Parables of Jesus

Parable

Allegorical parables

The big banquet

Summary

The big banquet

From the Gospel of Luke Chapter 14, Verses 16-24

Jesus replied, "A man gave a great dinner and made many invitations. At dinner time, he sent his servant to say to the guests: "Come, everything is ready". But everyone, unanimously, began to apologize. first said: "I bought a field and I have to go see it; please consider me justified. "Another said", I bought five pairs of oxen and I'm going to try them; please consider me justified. "Another said", I have got a wife and therefore I cannot come. "On his return the servant reported all this to the master. Then the host, irritated, said to the servant: "Go out immediately for the squares and in the streets of the city and lead here poor, crippled, blind and lame. "The servant said: "Lord, it was done as you ordered, but there is still room. "The master then said to the servant: "Go out in the streets and along the hedges, push them in, so that my house will fill up. "Because I say to you: None of those men who had been invited will taste my dinner".

Matthew’s Parable exegesis

Luke places the parable in the midst of a wide-ranging discussion between Jesus and the Pharisees, presenting it as a response to the provocation of one of their leaders, whom I had invited him to eat with them but had not failed to observe how his action was not "compliant" with the Law. Jesus' answer is given through this parable, which has as its protagonist a man about to start a great dinner and who, therefore, urges the guests to participate through his servant; with bitter surprise, the players called up do not accept the invitation for many different reasons: the purchase of a field or a pair of oxen, or having just got married; from these justifications emerge, however, the real causes of their refusal: possession, trade and pleasure.

In the Bible, dinner is a recurring image of the salvation that God offers to all peoples. The "servant", named five times in the story of the parable, is Jesus himself, and the hour of the dinner represents the coming of Jesus, which coincides with the wedding banquet.

The refusal of the guests is total: unanimously, they begin to justify themselves, making implausible excuses; ultimately everyone goes to the object of his desire, everyone is fatally drawn to his own treasure.
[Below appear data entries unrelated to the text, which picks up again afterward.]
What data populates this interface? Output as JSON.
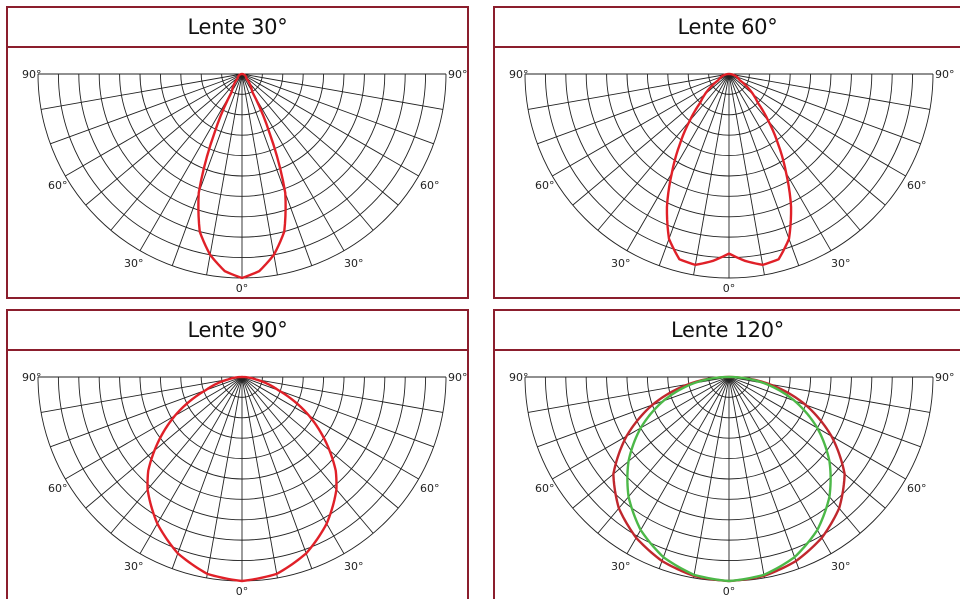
{
  "colors": {
    "frame": "#8b1e2d",
    "grid": "#222222",
    "red_curve": "#e02028",
    "dark_red_curve": "#c0272d",
    "green_curve": "#4cb848"
  },
  "chart_data": [
    {
      "type": "polar",
      "title": "Lente 30°",
      "angle_labels": {
        "left_90": "90°",
        "right_90": "90°",
        "left_60": "60°",
        "right_60": "60°",
        "left_30": "30°",
        "right_30": "30°",
        "bottom_0": "0°"
      },
      "series": [
        {
          "color": "#e02028",
          "beam_angle_deg": 30,
          "curve": [
            [
              0,
              1.0
            ],
            [
              5,
              0.97
            ],
            [
              10,
              0.9
            ],
            [
              15,
              0.8
            ],
            [
              20,
              0.62
            ],
            [
              25,
              0.32
            ],
            [
              30,
              0.1
            ],
            [
              45,
              0.03
            ],
            [
              90,
              0
            ]
          ]
        }
      ]
    },
    {
      "type": "polar",
      "title": "Lente 60°",
      "angle_labels": {
        "left_90": "90°",
        "right_90": "90°",
        "left_60": "60°",
        "right_60": "60°",
        "left_30": "30°",
        "right_30": "30°",
        "bottom_0": "0°"
      },
      "series": [
        {
          "color": "#e02028",
          "beam_angle_deg": 60,
          "curve": [
            [
              0,
              0.88
            ],
            [
              5,
              0.92
            ],
            [
              10,
              0.95
            ],
            [
              15,
              0.94
            ],
            [
              20,
              0.86
            ],
            [
              25,
              0.72
            ],
            [
              30,
              0.56
            ],
            [
              35,
              0.42
            ],
            [
              40,
              0.3
            ],
            [
              45,
              0.2
            ],
            [
              60,
              0.06
            ],
            [
              90,
              0
            ]
          ]
        }
      ]
    },
    {
      "type": "polar",
      "title": "Lente 90°",
      "angle_labels": {
        "left_90": "90°",
        "right_90": "90°",
        "left_60": "60°",
        "right_60": "60°",
        "left_30": "30°",
        "right_30": "30°",
        "bottom_0": "0°"
      },
      "series": [
        {
          "color": "#e02028",
          "beam_angle_deg": 90,
          "curve": [
            [
              0,
              1.0
            ],
            [
              10,
              0.98
            ],
            [
              20,
              0.92
            ],
            [
              30,
              0.83
            ],
            [
              40,
              0.72
            ],
            [
              45,
              0.65
            ],
            [
              50,
              0.56
            ],
            [
              60,
              0.38
            ],
            [
              70,
              0.19
            ],
            [
              80,
              0.07
            ],
            [
              90,
              0
            ]
          ]
        }
      ]
    },
    {
      "type": "polar",
      "title": "Lente 120°",
      "angle_labels": {
        "left_90": "90°",
        "right_90": "90°",
        "left_60": "60°",
        "right_60": "60°",
        "left_30": "30°",
        "right_30": "30°",
        "bottom_0": "0°"
      },
      "series": [
        {
          "color": "#c0272d",
          "beam_angle_deg": 120,
          "curve": [
            [
              0,
              1.0
            ],
            [
              10,
              0.99
            ],
            [
              20,
              0.96
            ],
            [
              30,
              0.91
            ],
            [
              40,
              0.84
            ],
            [
              50,
              0.74
            ],
            [
              60,
              0.58
            ],
            [
              70,
              0.4
            ],
            [
              80,
              0.2
            ],
            [
              90,
              0
            ]
          ]
        },
        {
          "color": "#4cb848",
          "beam_angle_deg": 120,
          "curve": [
            [
              0,
              1.0
            ],
            [
              10,
              0.985
            ],
            [
              20,
              0.94
            ],
            [
              30,
              0.866
            ],
            [
              40,
              0.766
            ],
            [
              50,
              0.643
            ],
            [
              60,
              0.5
            ],
            [
              70,
              0.342
            ],
            [
              80,
              0.174
            ],
            [
              90,
              0
            ]
          ]
        }
      ]
    }
  ]
}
For them, possession, trade and pleasure are more important than God.

The lord does not argue or even insists, but orders the servant: "go out immediately to the squares and streets of the city and bring poor, blind and lame people here". They take the place of the first guests who refused, they are those who the Pharisaic doctrine excluded from the kingdom of God: Jesus also opens up to them the way that leads to the "supper" of the kingdom of God.

The first guests, who refuse the call, are instead those who believe they are saved by their means and by their observances, that is, the Pharisees of all times who, however, due to their refusal to the invitation, will not be justified and will be peremptorily excluded from the Father's supper. The meaning of the parable, in fact, can be integrated by the message that the apostle Paul writes to the community of Rome, recalling the prophecy of Hosea: "I will call my people what was not my people and my loved one who was not loved". And it will happen that, in the very place where they were told: "You are not my people", there they will be called children of the living God".
(Rom 9,25-26). The Jews thought that the banquet was offered only to them, regardless of their active participation; instead it is open to all peoples, even to those who were considered unclean by the Jews. What was not considered "worthy" is now called the People of God.

Luke specifies that the apologies given by the guests are not in the least sustainable. In fact, nobody bought a field without seeing it first, or bought oxen without trying them, or he could refuse such an invitation because he was just married. Here the fault of the Jewish people is highlighted once again, for not having listened and believed in Jesus, for ignoring and killing the prophets of the past. Luke presents us with the banquet of a "man", who here represents God eager to celebrate the association with his elect (the People of Israel) with a great dinner and who, as a consequence of their refusal, does not cancel the banquet but addresses that invitation to new guests, to his new people formed as much by the Jews as by the gentiles, by the priests as well as by the lame, crippled or pagan.

Luke ends the story with a lapidary sentence, which closes the doors to those who had been originally invited, to open them to the future that now belongs to the new guests. The salvation of the Lord is something as wonderful and generous as a wedding banquet that can be freely extended to those who are starving and cold on the street. This is the amazing message of God's infinite love, something to live and share every day of our lives.